The “summer slide” is well documented. Students tend to lose some of their educational gains over the summer months. It is, of course, one of the reasons why some will fervently argue for restructuring the school calendar.
Today, EdNC posted a fascinating report on rural Perquimans County, a relatively low-wealth county in northeastern North Carolina, that unveiled a new program aimed at blunting that summer slide.
From EdNC‘s Seth Effron:
So, the obvious: What about giving the students a device that would bring as many as 40 books to the students at one time, that weighed less than a pound and easily fit into a backpack?

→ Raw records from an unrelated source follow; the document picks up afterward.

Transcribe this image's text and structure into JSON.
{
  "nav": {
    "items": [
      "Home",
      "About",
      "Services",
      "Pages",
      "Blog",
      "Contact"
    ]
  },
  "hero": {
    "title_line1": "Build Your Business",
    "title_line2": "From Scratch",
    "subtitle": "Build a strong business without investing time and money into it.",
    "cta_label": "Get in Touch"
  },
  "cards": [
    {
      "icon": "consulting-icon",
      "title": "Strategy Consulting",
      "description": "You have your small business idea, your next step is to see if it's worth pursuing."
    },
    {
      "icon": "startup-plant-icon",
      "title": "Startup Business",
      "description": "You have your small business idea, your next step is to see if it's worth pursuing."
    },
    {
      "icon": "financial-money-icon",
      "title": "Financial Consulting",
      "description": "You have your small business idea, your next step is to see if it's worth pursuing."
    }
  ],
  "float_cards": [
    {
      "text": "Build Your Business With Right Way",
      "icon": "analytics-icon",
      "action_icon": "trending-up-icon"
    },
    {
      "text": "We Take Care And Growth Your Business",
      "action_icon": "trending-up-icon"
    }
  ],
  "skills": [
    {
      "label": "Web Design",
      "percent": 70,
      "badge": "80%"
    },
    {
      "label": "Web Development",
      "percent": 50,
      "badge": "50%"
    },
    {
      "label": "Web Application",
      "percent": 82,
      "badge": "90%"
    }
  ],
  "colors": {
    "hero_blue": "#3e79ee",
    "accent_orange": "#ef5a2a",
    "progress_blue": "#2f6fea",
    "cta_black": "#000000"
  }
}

“By using technology to increase access to books, we hoped children would read more and sustain reading skills throughout the summer break,” Fields said.
By combining some funds from Race to the Top with Title I and other technology dollars, the school system was able to partner with Barnes & Noble Booksellers and purchase 160 Nooks for second graders.
The results? According to Effron, there was some good news in the data.
The big news was that students who participated in the summer program earned higher scale reading scores in the following school year than those who didn’t take part. More than a third, or 36 percent, of the students who took part in the program saw an improvement in their reading skills. “Those who had the Nooks did better during the school year,” Fields said.
The data indicated that overall, all students experienced some level of a summer slide in basic reading skills. However, students who participated in the Nook program had a lower rate of skill loss.
End-of-Year first grade data indicated that students who participated in the Nook program finished first grade with lower Scale Scores and individual Literacy Sub-Domain Scores. However, after participating in the Nook program, the Beginning-of-Year second grade data indicates that the students who used the Nooks out-performed students who did not in every single area assessed with the STAR Early Literacy program.
The data also indicates that 34.6 percent of students who participated in the Nook program reflected growth during the summer.